Consumer Information

The following is a list (alphabetized by city) of Wisconsin facilities that provide care for traumatic brain injured persons.

Facility Name and Address

Capacity and Contact Information

Juneau
Location: Clearview North Nursing Home (exit DHS)
Clearview Brain Injury Center
199 Home Road
Juneau, WI  53039


Type of Program: Sub Acute Rehabilitation
Capacity: 30 beds
Phone Number: (920) 386-3400
Contact person: Jackie Kuhl, Admissions and Program Coordinator

Marshfield
Location: Norwood Health Center (exit DHS)
1600 North Chestnut Avenue
Marshfield, WI  54449


Type of Program: Post Acute Rehabilitation
Capacity: 10 bed unit
Phone number: (715) 384-2188
Contact Person: Rhonda Kozik, Administrator

Milwaukee
Location: Columbia St. Mary's Hospital Milwaukee (exit DHS)
2301 N. Lake Dr
Milwaukee, WI  53211


Type of Program: Brain Injury and Coma Recovery (in-patient)
Capacity: 15 beds
Phone Number: (414) 298-6750
Contact person: Sue Skiba CRRN, Linda or
Woda CRRN, Lynn Winter RN at Sacred Heart Admissions

Milwaukee
Location: The Brain Injury Rehabilitation Center of Milwaukee (exit DHS) (located inside Kindred Transitional Care & Rehab Center)
5700 West Layton Avenue
Milwaukee, WI  53220


Type of Program: Post Acute Rehabilitation
Capacity: 19 beds
Phone Number: (414) 325-4081
Contact person: Kalli Kamrath MSW, Program Director 414-325-4081 or
Missy Markoff RN, Unit Manager 414-325-4125

Waterford
Location: Lakeview Hospital Rehabilitation Center (exit DHS)
Lakeview Neuro-Behavioral Program
1701 Sharp Road
Waterford, WI  53185


Type of Program: Acute Care Hospital for the Medically Complex Neuro-Behavioral Program
Capacity: 39 beds
Phone Number: (262) 534-8509 or 1-800-611-2063
Contact person: Sheri Capurso, Admissions

Support and Resources for individuals with Traumatic Brain Injuries

These support groups are not inclusive but may give information and resources you may be seeking.

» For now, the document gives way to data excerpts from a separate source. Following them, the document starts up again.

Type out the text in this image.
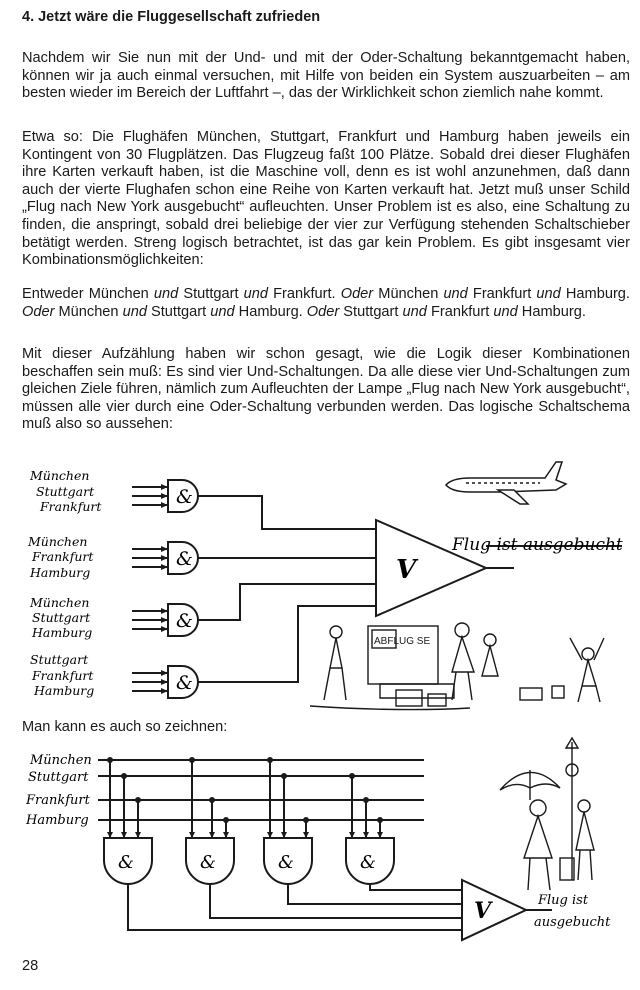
4. Jetzt wäre die Fluggesellschaft zufrieden

Nachdem wir Sie nun mit der Und- und mit der Oder-Schaltung bekanntgemacht haben, können wir ja auch einmal versuchen, mit Hilfe von beiden ein System auszuarbeiten – am besten wieder im Bereich der Luftfahrt –, das der Wirklichkeit schon ziemlich nahe kommt.

Etwa so: Die Flughäfen München, Stuttgart, Frankfurt und Hamburg haben jeweils ein Kontingent von 30 Flugplätzen. Das Flugzeug faßt 100 Plätze. Sobald drei dieser Flughäfen ihre Karten verkauft haben, ist die Maschine voll, denn es ist wohl anzunehmen, daß dann auch der vierte Flughafen schon eine Reihe von Karten verkauft hat. Jetzt muß unser Schild „Flug nach New York ausgebucht“ aufleuchten. Unser Problem ist es also, eine Schaltung zu finden, die anspringt, sobald drei beliebige der vier zur Verfügung stehenden Schaltschieber betätigt werden. Streng logisch betrachtet, ist das gar kein Problem. Es gibt insgesamt vier Kombinationsmöglichkeiten:

Entweder München und Stuttgart und Frankfurt. Oder München und Frankfurt und Hamburg. Oder München und Stuttgart und Hamburg. Oder Stuttgart und Frankfurt und Hamburg.

Mit dieser Aufzählung haben wir schon gesagt, wie die Logik dieser Kombinationen beschaffen sein muß: Es sind vier Und-Schaltungen. Da alle diese vier Und-Schaltungen zum gleichen Ziele führen, nämlich zum Aufleuchten der Lampe „Flug nach New York ausgebucht“, müssen alle vier durch eine Oder-Schaltung verbunden werden. Das logische Schaltschema muß also so aussehen:

&
&
&
&
V
Flug ist ausgebucht
München
Stuttgart
Frankfurt
München
Frankfurt
Hamburg
München
Stuttgart
Hamburg
Stuttgart
Frankfurt
Hamburg
ABFLUG SE
München
Stuttgart
Frankfurt
Hamburg
&	&	&	&
V	Flug ist
ausgebucht
Man kann es auch so zeichnen:
28
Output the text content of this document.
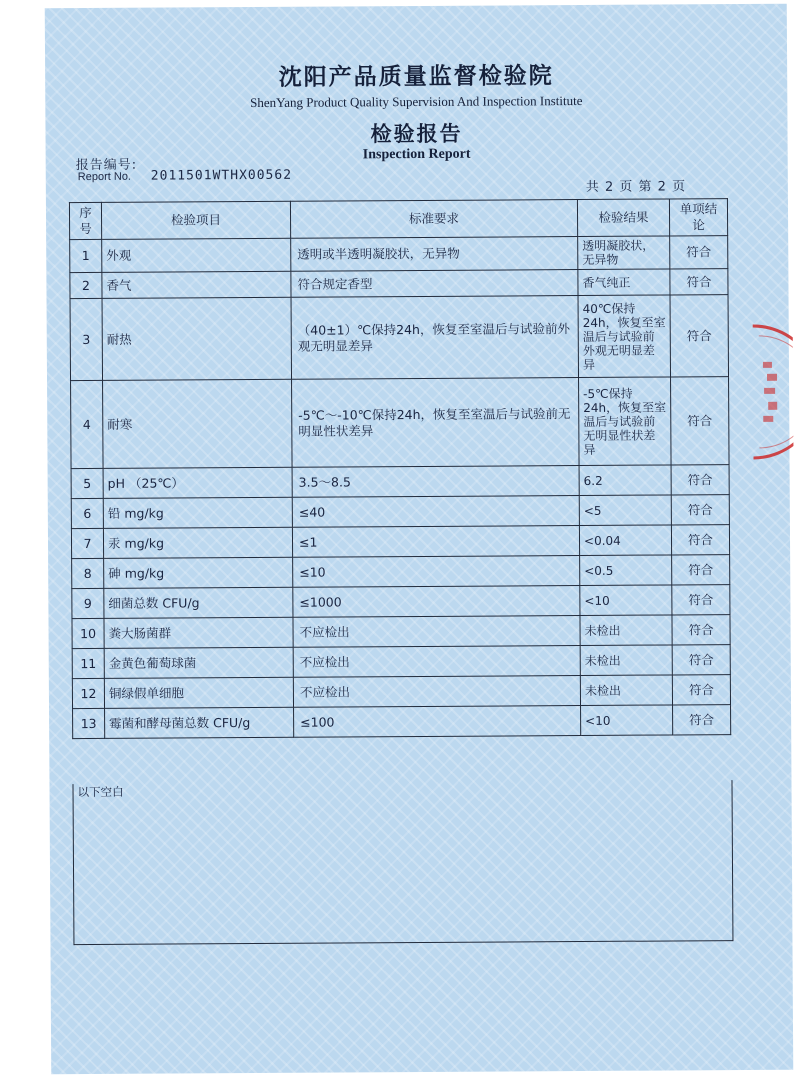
沈阳产品质量监督检验院
ShenYang Product Quality Supervision And Inspection Institute
检验报告
Inspection Report
报告编号:
Report No. 2011501WTHX00562
共 2 页 第 2 页
序号	检验项目	标准要求	检验结果	单项结论
1	外观	透明或半透明凝胶状，无异物	透明凝胶状，无异物	符合
2	香气	符合规定香型	香气纯正	符合
3	耐热	（40±1）℃保持24h，恢复至室温后与试验前外观无明显差异	40℃保持24h，恢复至室温后与试验前外观无明显差异	符合
4	耐寒	-5℃～-10℃保持24h，恢复至室温后与试验前无明显性状差异	-5℃保持24h，恢复至室温后与试验前无明显性状差异	符合
5	pH （25℃）	3.5～8.5	6.2	符合
6	铅 mg/kg	≤40	<5	符合
7	汞 mg/kg	≤1	<0.04	符合
8	砷 mg/kg	≤10	<0.5	符合
9	细菌总数 CFU/g	≤1000	<10	符合
10	粪大肠菌群	不应检出	未检出	符合
11	金黄色葡萄球菌	不应检出	未检出	符合
12	铜绿假单细胞	不应检出	未检出	符合
13	霉菌和酵母菌总数 CFU/g	≤100	<10	符合
以下空白
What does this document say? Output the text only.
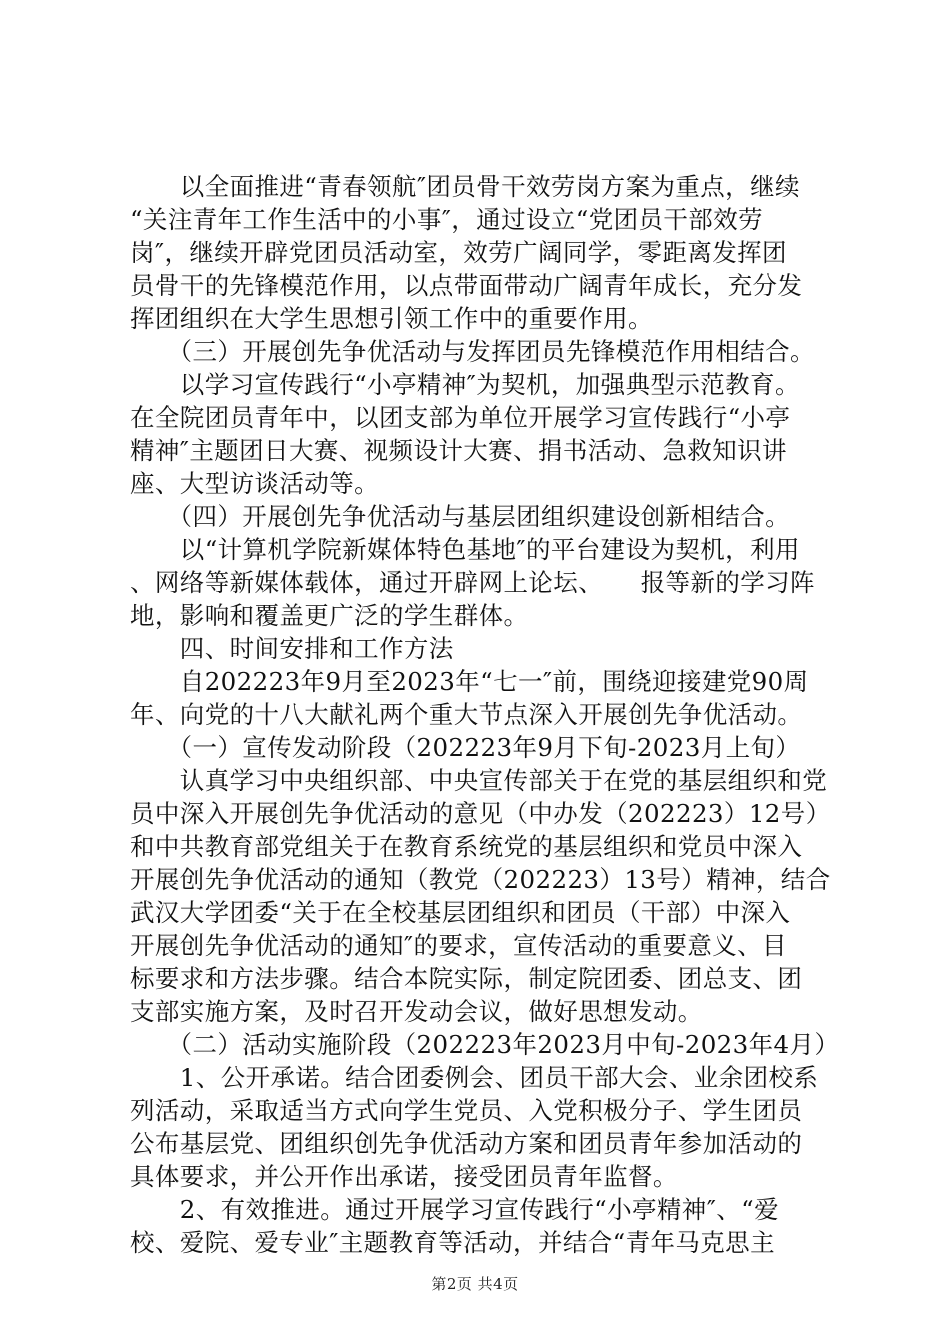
　　以全面推进“青春领航″团员骨干效劳岗方案为重点，继续
“关注青年工作生活中的小事″，通过设立“党团员干部效劳
岗″，继续开辟党团员活动室，效劳广阔同学，零距离发挥团
员骨干的先锋模范作用，以点带面带动广阔青年成长，充分发
挥团组织在大学生思想引领工作中的重要作用。
　　（三）开展创先争优活动与发挥团员先锋模范作用相结合。
　　以学习宣传践行“小亭精神″为契机，加强典型示范教育。
在全院团员青年中，以团支部为单位开展学习宣传践行“小亭
精神″主题团日大赛、视频设计大赛、捐书活动、急救知识讲
座、大型访谈活动等。
　　（四）开展创先争优活动与基层团组织建设创新相结合。
　　以“计算机学院新媒体特色基地″的平台建设为契机，利用
、网络等新媒体载体，通过开辟网上论坛、　　报等新的学习阵
地，影响和覆盖更广泛的学生群体。
　　四、时间安排和工作方法
　　自202223年9月至2023年“七一″前，围绕迎接建党90周
年、向党的十八大献礼两个重大节点深入开展创先争优活动。
　　（一）宣传发动阶段（202223年9月下旬-2023月上旬）
　　认真学习中央组织部、中央宣传部关于在党的基层组织和党
员中深入开展创先争优活动的意见（中办发（202223）12号）
和中共教育部党组关于在教育系统党的基层组织和党员中深入
开展创先争优活动的通知（教党（202223）13号）精神，结合
武汉大学团委“关于在全校基层团组织和团员（干部）中深入
开展创先争优活动的通知″的要求，宣传活动的重要意义、目
标要求和方法步骤。结合本院实际，制定院团委、团总支、团
支部实施方案，及时召开发动会议，做好思想发动。
　　（二）活动实施阶段（202223年2023月中旬-2023年4月）
　　1、公开承诺。结合团委例会、团员干部大会、业余团校系
列活动，采取适当方式向学生党员、入党积极分子、学生团员
公布基层党、团组织创先争优活动方案和团员青年参加活动的
具体要求，并公开作出承诺，接受团员青年监督。
　　2、有效推进。通过开展学习宣传践行“小亭精神″、“爱
校、爱院、爱专业″主题教育等活动，并结合“青年马克思主
第2页 共4页
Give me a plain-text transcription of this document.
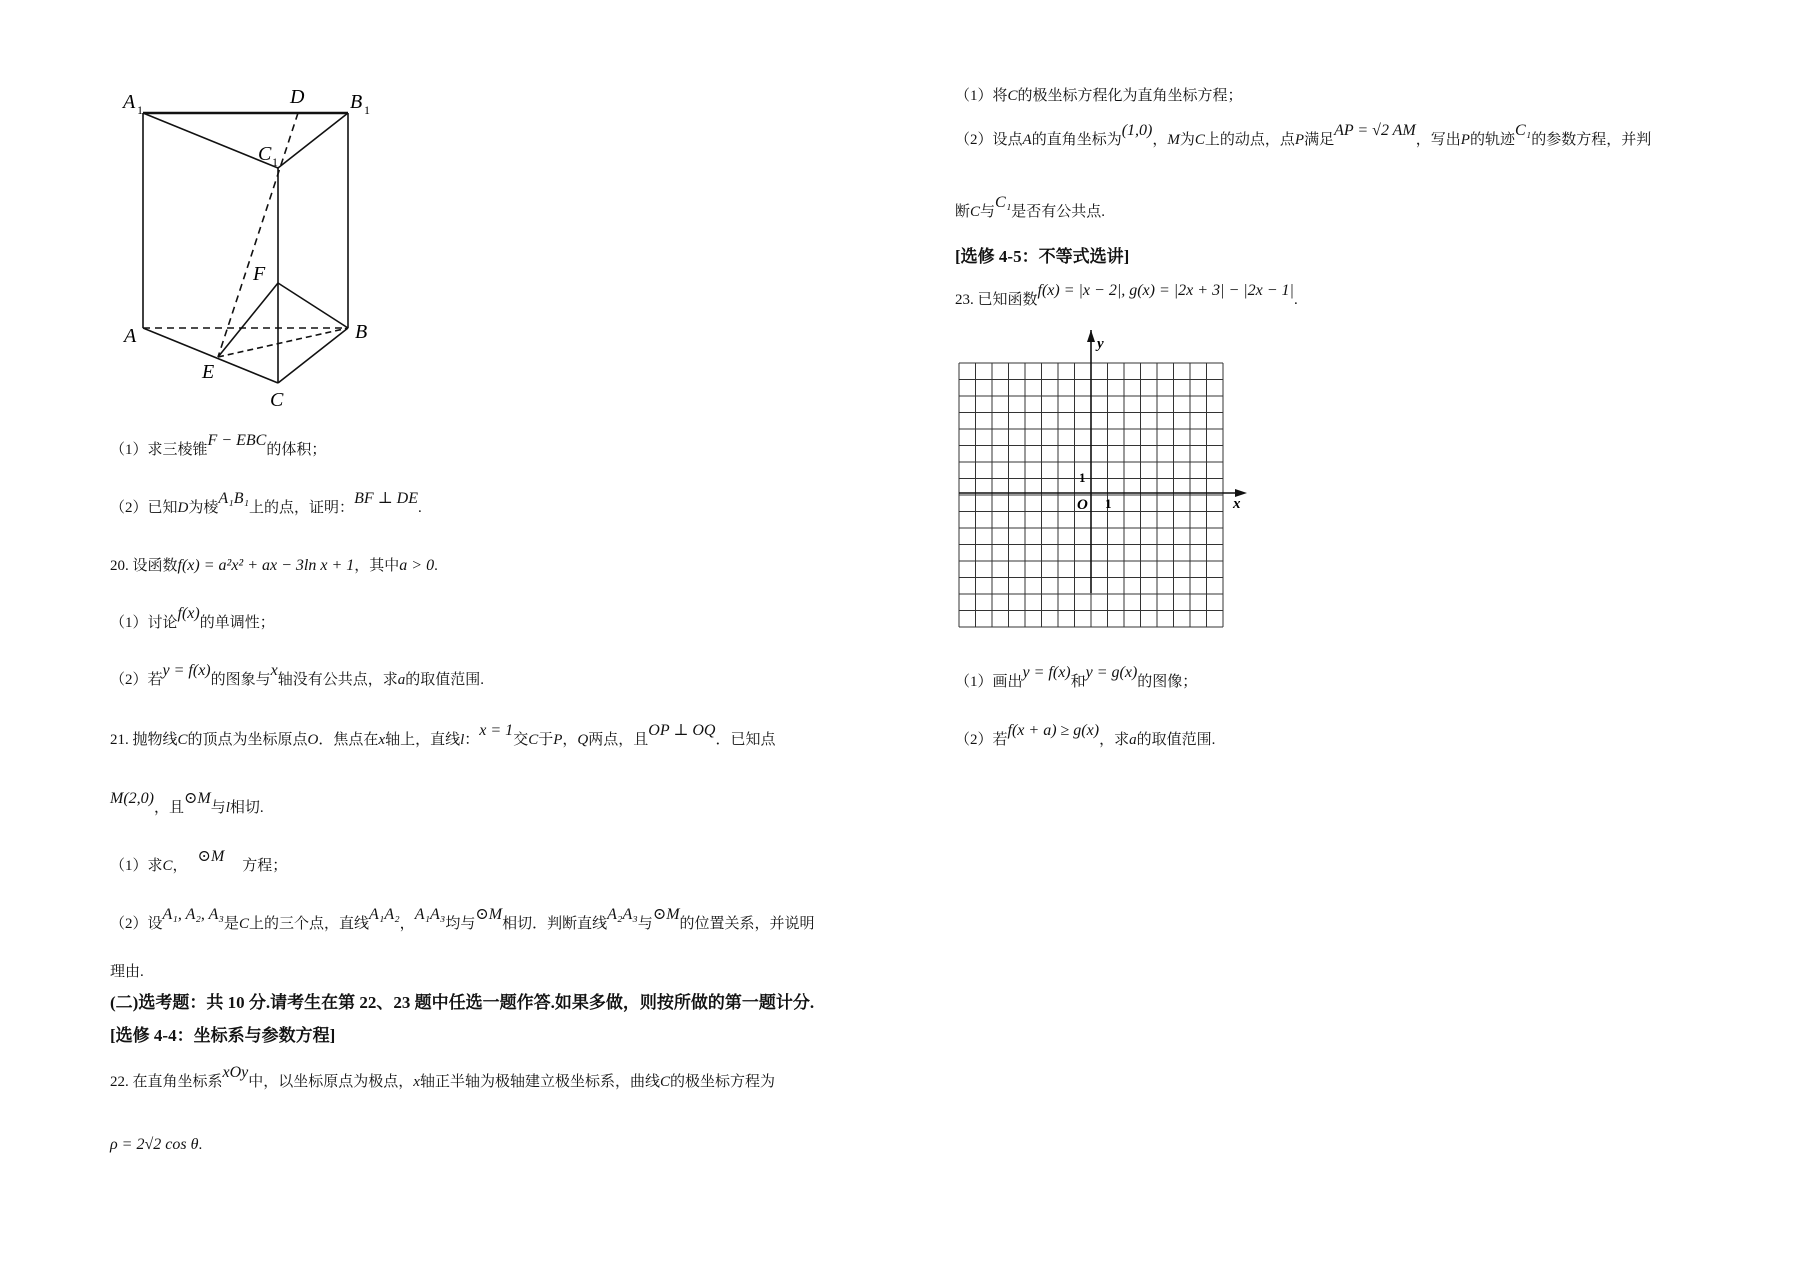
A 1
D B 1
C 1
F
A	B
E
C
（1）求三棱锥F − EBC的体积；
（2）已知D为棱A₁B₁上的点，证明：BF ⊥ DE.
20. 设函数f(x) = a²x² + ax − 3ln x + 1，其中a > 0.
（1）讨论f(x)的单调性；
（2）若y = f(x)的图象与x轴没有公共点，求a的取值范围.
21. 抛物线C的顶点为坐标原点O．焦点在x轴上，直线l：x = 1交C于P，Q两点，且OP ⊥ OQ．已知点
M(2,0)，且⊙M与l相切.
（1）求C，⊙M方程；
（2）设A₁, A₂, A₃是C上的三个点，直线A₁A₂，A₁A₃均与⊙M相切．判断直线A₂A₃与⊙M的位置关系，并说明
理由.
(二)选考题：共 10 分.请考生在第 22、23 题中任选一题作答.如果多做，则按所做的第一题计分.
[选修 4-4：坐标系与参数方程]
22. 在直角坐标系xOy中，以坐标原点为极点，x轴正半轴为极轴建立极坐标系，曲线C的极坐标方程为
ρ = 2√2 cos θ.
（1）将C的极坐标方程化为直角坐标方程；
（2）设点A的直角坐标为(1,0)，M为C上的动点，点P满足AP = √2 AM，写出P的轨迹C₁的参数方程，并判
断C与C₁是否有公共点.
[选修 4-5：不等式选讲]
23. 已知函数f(x) = |x − 2|, g(x) = |2x + 3| − |2x − 1|.
y
x
O 1
1
（1）画出y = f(x)和y = g(x)的图像；
（2）若f(x + a) ≥ g(x)，求a的取值范围.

Community Placement and Funding

There are three primary sources of Medicaid waiver funding to assist in community placement and maintenance.  In counties where Family Care is operational and the patient is enrolled, this program becomes the source of funding.  There are other funding sources that may be applicable based on current age, age at the time of the brain injury and residual injury.  These include:  Katie Becket, Community Integration Program (CIP) and Community Options Program (COP).  Because money is not readily available at this time, there may be waiting lists for these primary funding sources. The following website will give additional information to the above programs: http://www.dhs.wisconsin.gov/managedltc/otherlinks.htm

Family Care.  In counties where this is operational, the entitlement to benefits includes any individual who is disabled enough to qualify for institutional care or is less disabled but is eligible for Medicaid, plus everyone who needs protective services.  It includes such things as therapy, and other services and supports.

Brain Injury Waiver (BI-W). It provides home and community based services for people who need significant supports. The person must be eligible for Medicaid, be receiving or eligible to receive post acute rehabilitation services in one of the approved programs listed above. The person must also have as a result of the TBI, significant physical, cognitive, emotional and/or behavioral impairments.

Community Integration Program (CIP 1A, CIP 1B, and CIP II)

CIP 1A is a Medicaid home and community based waiver which combines federal and state Medicaid and serves developmentally disabled adults who have relocated from one of the state centers.

CIP 1B is a Medicaid home and community based waiver which combines federal and state Medicaid and serves developmentally disabled adults who have relocated or are diverted from a nursing home

CIP II is a Medicaid home and community based waiver which combines federal and state Medicaid and serves physically disabled adults and elderly who have relocated or are diverted from a nursing home. CIP II includes the Community Relocation Initiative (CRI) which includes current relocations from nursing homes.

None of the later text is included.